We are no longer in a position to deny or ignore these employee work habits. With technology changing rapidly and new generations being brought up within the rapidly changing environment, it’s time for businesses to embrace — not ignore it. To combat this shadow IT, you need to have policies in place to protect yourself while still allowing for advancement and new uses of technology.
With that in mind, your cloud app policy should contain measures for:
- Sensitive Information: At a bare minimum, you need to make sure employees are not sharing sensitive information on an app that hasn’t been vetted.
- Approvals: Implement a process or channel that employees can go through to get an app vetted and approved by your IT group.
- Passwords: Make it clear in your policy that employees should not use their corporate passwords for cloud app accounts. Furthermore, each app should have a unique password at a bare minimum. Employees who are using the same password for all online tools are only as safe as the weakest link. If one online app is insecure, a hacker will easily gain access to all of your accounts with the same password.

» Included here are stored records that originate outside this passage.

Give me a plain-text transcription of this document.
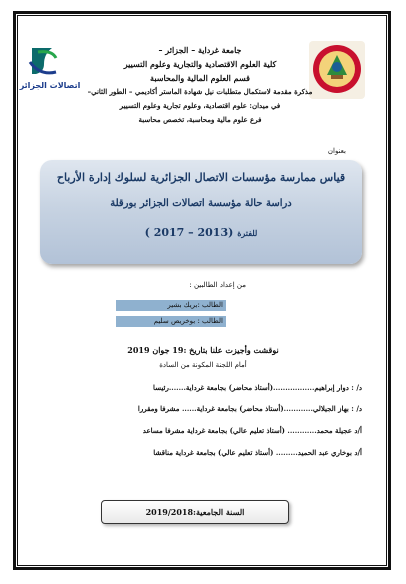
اتصالات الجزائر
جامعة غرداية – الجزائر –
كلية العلوم الاقتصادية والتجارية وعلوم التسيير
قسم العلوم المالية والمحاسبة
مذكرة مقدمة لاستكمال متطلبات نيل شهادة الماستر أكاديمي – الطور الثاني–
في ميدان: علوم اقتصادية، وعلوم تجارية وعلوم التسيير
فرع علوم مالية ومحاسبة، تخصص محاسبة
بعنوان
قياس ممارسة مؤسسات الاتصال الجزائرية لسلوك إدارة الأرباح
دراسة حالة مؤسسة اتصالات الجزائر بورقلة
للفترة (2013 – 2017 )
من إعداد الطالبين :
الطالب :بريك بشير
الطالب : بوخريص سليم
نوقشت وأجيزت علنا بتاريخ :19 جوان 2019
أمام اللجنة المكونة من السادة
د/ : دوار إبراهيم.................(أستاذ محاضر) بجامعة غرداية.......رئيسا
د/ : بهاز الجيلالي............(أستاذ محاضر) بجامعة غرداية...... مشرفا ومقررا
أ/د عجيلة محمد............ (أستاذ تعليم عالي) بجامعة غرداية مشرفا مساعد
أ/د بوخاري عبد الحميد......... (أستاذ تعليم عالي) بجامعة غرداية مناقشا
السنة الجامعية:2019/2018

There are numerous policies businesses can put in place to allow the new generations to explore and use new technologies, but also will help protect the business. The four above will get you started down the path, but make sure you continue to look for additional ones that may be a good fit for your business. Also, make sure to allow your employees the flexibility to try new things — just make your first priority protecting your data and your business. Lastly, just because you have a policy, doesn’t mean everyone understands and adheres to it. You’ll need to provide the necessary training, support and monitoring to ensure everyone is staying within your acceptable use guidelines.